No, I haven't forgotten about it. I am talking about the dried fruits that I steeped in rum and brandy for Christmas fruit cake in October; back then, I did plan to bake my fruit cakes one month before Christmas, which would have been at the end of November, but I've changed my mind. The recipe of cake I have decided to use for this Christmas suggests that the cake should be ready to eat after 4th day from baking it, and best eaten between the 1st and 2nd weeks. This makes it perfect that I baked the cake on this past Sunday, one week before Christmas day, I thought.

And the recipe is by none other than Monsieur Pierre Herme, in one of his books called La Patisserie de Pierre Herme (Japanese translation published by Shibata Shoten, 1999). The recipe was for cake aux fruits, or literally fruit cake, It uses a bunch of dried fruits such as melon and apricot, which for the most part I ignored; I just used my fruits, including two figs, two plums, sultanas, pears, and candied orange and lemon peel that have been soaked in rum and brandy for two months now. I used a small portion of the whole thing and was left with almost a jar-full of it, so it looks like I will be having a one-year old fruits when I make fruit cake for Christmas next year.

And although Monsieur Herme doesn't use nuts in this particular fruit cake, I used some anyways, because I like lots of nuts in my Christmas cake, and that's what I do all the time. For this time I had walnuts from France, Brazil nuts from the UK (originally from Bolivia, the package says), pistachios and hazelnuts from Italy, and almonds from Spain. I also used cassonade (brown sugar) in place of regular sugar. Basically, I am aware that I was making something which is not what Herme tells you to make in the book, but it's okay.

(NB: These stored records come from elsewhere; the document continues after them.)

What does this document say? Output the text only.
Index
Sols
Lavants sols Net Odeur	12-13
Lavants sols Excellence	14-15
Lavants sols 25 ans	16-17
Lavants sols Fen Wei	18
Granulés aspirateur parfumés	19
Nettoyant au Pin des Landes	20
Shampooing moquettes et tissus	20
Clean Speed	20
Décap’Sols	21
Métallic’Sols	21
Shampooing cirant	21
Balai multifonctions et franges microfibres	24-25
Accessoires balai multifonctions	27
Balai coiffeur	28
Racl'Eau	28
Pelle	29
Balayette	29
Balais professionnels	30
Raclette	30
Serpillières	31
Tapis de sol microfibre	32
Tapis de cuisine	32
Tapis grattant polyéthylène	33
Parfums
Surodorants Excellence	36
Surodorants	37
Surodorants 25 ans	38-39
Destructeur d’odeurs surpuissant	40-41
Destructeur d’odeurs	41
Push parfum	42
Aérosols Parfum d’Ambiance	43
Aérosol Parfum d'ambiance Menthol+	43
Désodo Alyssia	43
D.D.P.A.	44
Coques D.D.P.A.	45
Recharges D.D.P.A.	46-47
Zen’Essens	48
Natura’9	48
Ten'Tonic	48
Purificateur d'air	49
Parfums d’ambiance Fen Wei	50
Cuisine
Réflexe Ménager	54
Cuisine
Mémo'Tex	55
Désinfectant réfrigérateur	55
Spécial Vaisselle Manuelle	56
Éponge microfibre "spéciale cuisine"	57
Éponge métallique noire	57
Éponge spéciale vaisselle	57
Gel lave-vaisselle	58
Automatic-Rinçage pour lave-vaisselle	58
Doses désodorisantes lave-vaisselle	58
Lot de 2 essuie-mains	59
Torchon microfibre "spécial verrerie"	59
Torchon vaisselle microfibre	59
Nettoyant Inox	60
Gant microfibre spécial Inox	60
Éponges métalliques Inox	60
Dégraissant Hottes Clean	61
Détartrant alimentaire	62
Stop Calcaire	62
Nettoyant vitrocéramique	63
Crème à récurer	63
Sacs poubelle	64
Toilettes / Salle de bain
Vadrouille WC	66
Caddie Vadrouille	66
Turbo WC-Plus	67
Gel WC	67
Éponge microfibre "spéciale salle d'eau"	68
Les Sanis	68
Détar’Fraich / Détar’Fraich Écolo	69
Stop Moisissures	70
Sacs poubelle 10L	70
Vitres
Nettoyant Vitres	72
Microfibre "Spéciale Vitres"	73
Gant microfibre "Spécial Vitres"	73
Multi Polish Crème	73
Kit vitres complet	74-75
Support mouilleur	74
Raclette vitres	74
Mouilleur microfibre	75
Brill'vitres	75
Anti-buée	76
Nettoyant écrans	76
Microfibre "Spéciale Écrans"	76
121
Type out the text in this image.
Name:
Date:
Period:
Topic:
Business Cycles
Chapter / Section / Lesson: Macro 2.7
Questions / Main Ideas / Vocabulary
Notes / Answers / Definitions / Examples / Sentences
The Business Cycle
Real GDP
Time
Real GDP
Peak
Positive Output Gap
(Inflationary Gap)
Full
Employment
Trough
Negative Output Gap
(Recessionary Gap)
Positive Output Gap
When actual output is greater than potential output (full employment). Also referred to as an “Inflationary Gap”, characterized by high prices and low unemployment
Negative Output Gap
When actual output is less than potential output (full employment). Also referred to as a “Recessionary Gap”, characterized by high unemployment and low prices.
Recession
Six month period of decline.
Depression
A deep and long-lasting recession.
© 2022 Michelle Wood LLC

What isn't okay was that I, lo and behold, overbaked the cake yet again. Heck, I was watching it carefully every 10 or 20 minutes, but I must have missed the critical moment. Unlike last two years when I used mini-loaf pans, I baked a cake in a regular, 6- or 7-inch loaf pan because I wanted to use the pan that I had just bought last month, and I messed up here. I also baked a mini one using the extra batter, and ironically, this one seemed to have baked better.

Anyways, I've wrapped up the cakes tight and we'll see how they turn out a week from now.

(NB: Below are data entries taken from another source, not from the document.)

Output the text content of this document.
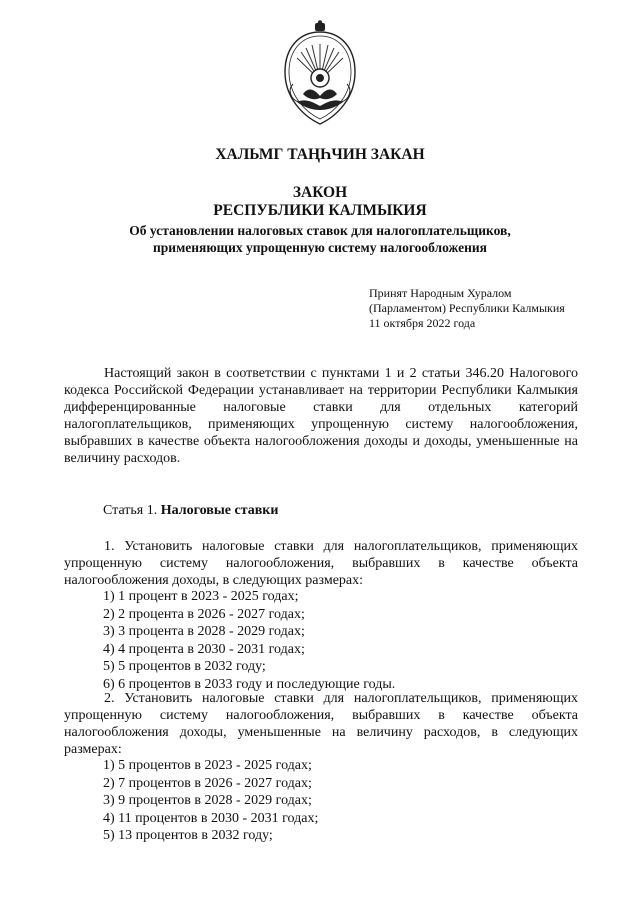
ХАЛЬМГ ТАҢҺЧИН ЗАКАН
ЗАКОН
РЕСПУБЛИКИ КАЛМЫКИЯ
Об установлении налоговых ставок для налогоплательщиков,
применяющих упрощенную систему налогообложения
Принят Народным Хуралом
(Парламентом) Республики Калмыкия
11 октября 2022 года

Настоящий закон в соответствии с пунктами 1 и 2 статьи 346.20 Налогового кодекса Российской Федерации устанавливает на территории Республики Калмыкия дифференцированные налоговые ставки для отдельных категорий налогоплательщиков, применяющих упрощенную систему налогообложения, выбравших в качестве объекта налогообложения доходы и доходы, уменьшенные на величину расходов.

Статья 1. Налоговые ставки

1. Установить налоговые ставки для налогоплательщиков, применяющих упрощенную систему налогообложения, выбравших в качестве объекта налогообложения доходы, в следующих размерах:

1) 1 процент в 2023 - 2025 годах;
2) 2 процента в 2026 - 2027 годах;
3) 3 процента в 2028 - 2029 годах;
4) 4 процента в 2030 - 2031 годах;
5) 5 процентов в 2032 году;
6) 6 процентов в 2033 году и последующие годы.

2. Установить налоговые ставки для налогоплательщиков, применяющих упрощенную систему налогообложения, выбравших в качестве объекта налогообложения доходы, уменьшенные на величину расходов, в следующих размерах:

1) 5 процентов в 2023 - 2025 годах;
2) 7 процентов в 2026 - 2027 годах;
3) 9 процентов в 2028 - 2029 годах;
4) 11 процентов в 2030 - 2031 годах;
5) 13 процентов в 2032 году;
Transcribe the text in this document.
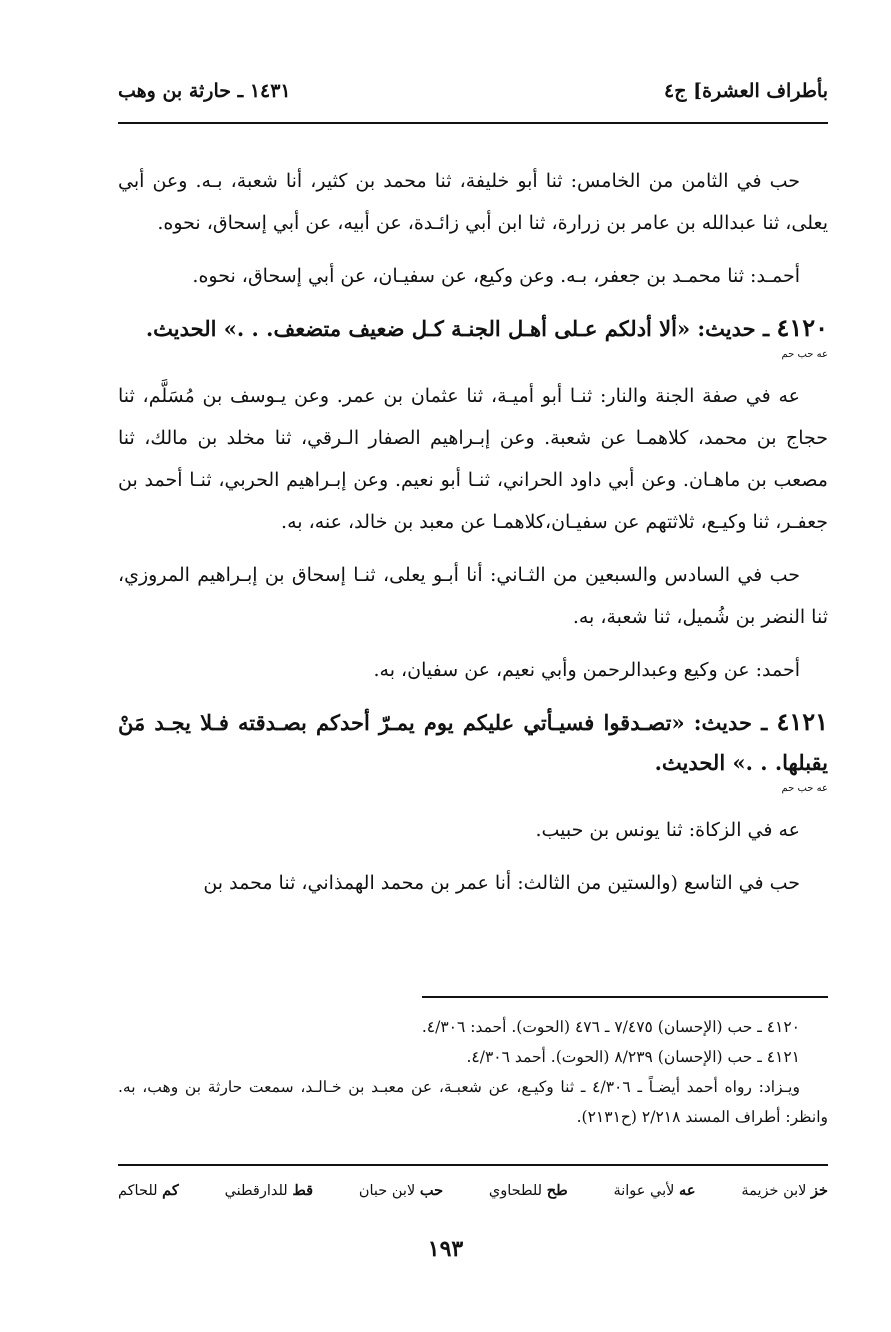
بأطراف العشرة] ج٤
١٤٣١ ـ حارثة بن وهب

حب في الثامن من الخامس: ثنا أبو خليفة، ثنا محمد بن كثير، أنا شعبة، بـه. وعن أبي يعلى، ثنا عبدالله بن عامر بن زرارة، ثنا ابن أبي زائـدة، عن أبيه، عن أبي إسحاق، نحوه.

أحمـد: ثنا محمـد بن جعفر، بـه. وعن وكيع، عن سفيـان، عن أبي إسحاق، نحوه.

٤١٢٠ ـ حديث: «ألا أدلكم عـلى أهـل الجنـة كـل ضعيف متضعف. . .» الحديث.
عه حب حم

عه في صفة الجنة والنار: ثنـا أبو أميـة، ثنا عثمان بن عمر. وعن يـوسف بن مُسَلَّم، ثنا حجاج بن محمد، كلاهمـا عن شعبة. وعن إبـراهيم الصفار الـرقي، ثنا مخلد بن مالك، ثنا مصعب بن ماهـان. وعن أبي داود الحراني، ثنـا أبو نعيم. وعن إبـراهيم الحربي، ثنـا أحمد بن جعفـر، ثنا وكيـع، ثلاثتهم عن سفيـان،كلاهمـا عن معبد بن خالد، عنه، به.

حب في السادس والسبعين من الثـاني: أنا أبـو يعلى، ثنـا إسحاق بن إبـراهيم المروزي، ثنا النضر بن شُميل، ثنا شعبة، به.

أحمد: عن وكيع وعبدالرحمن وأبي نعيم، عن سفيان، به.

٤١٢١ ـ حديث: «تصـدقوا فسيـأتي عليكم يوم يمـرّ أحدكم بصـدقته فـلا يجـد مَنْ يقبلها. . .» الحديث.
عه حب حم

عه في الزكاة: ثنا يونس بن حبيب.

حب في التاسع (والستين من الثالث: أنا عمر بن محمد الهمذاني، ثنا محمد بن

٤١٢٠ ـ حب (الإحسان) ٧/٤٧٥ ـ ٤٧٦ (الحوت). أحمد: ٤/٣٠٦.

٤١٢١ ـ حب (الإحسان) ٨/٢٣٩ (الحوت). أحمد ٤/٣٠٦.

ويـزاد: رواه أحمد أيضـاً ـ ٤/٣٠٦ ـ ثنا وكيـع، عن شعبـة، عن معبـد بن خـالـد، سمعت حارثة بن وهب، به. وانظر: أطراف المسند ٢/٢١٨ (ح٢١٣١).

خز لابن خزيمة
عه لأبي عوانة
طح للطحاوي
حب لابن حبان
قط للدارقطني
كم للحاكم
١٩٣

By the way, while I don't mind waiting for a cake to "mature" over the period of a few weeks or months after making it, I do want to have something I can eat right away, too. That's why I baked pistachio-chocolate cakes and fig cakes on the same day I baked Christmas cakes last year and the year before the last, respectively. Likewise, this year I made pistachio-fig-cranberry cakes.

I had made fig and pistachio cake based on a recipe from dona hay magazine (Issue #18, 2004) last month and liked it a lot, so decided to give it another go. But then, when I was about to make one, I somehow changed my mind and made sugar-, egg- and butter-free fruit cakes (original recipe is this [in Japanese] but I've made changes to better suit my taste), using the conbination of nut and fruits I had originally had in my mind. I soaked the them in red wine (a bit sweet one), a little brandy and balsamic vinegar, but their delicate flavor was overpowered by wholewheat flour used in the batter, I thought. Other than that, the cakes were okay and made a little nibbles on any given day of this week leading up to the Christmas day. And yes, I sprikled some cassonade over those supposedly sugar-free cakes, but that's minor....

1 comment:

Anonymous said...

Gorgeous photos! The cake looks amazing, even if you say it's overbaked. Hope it tastes great.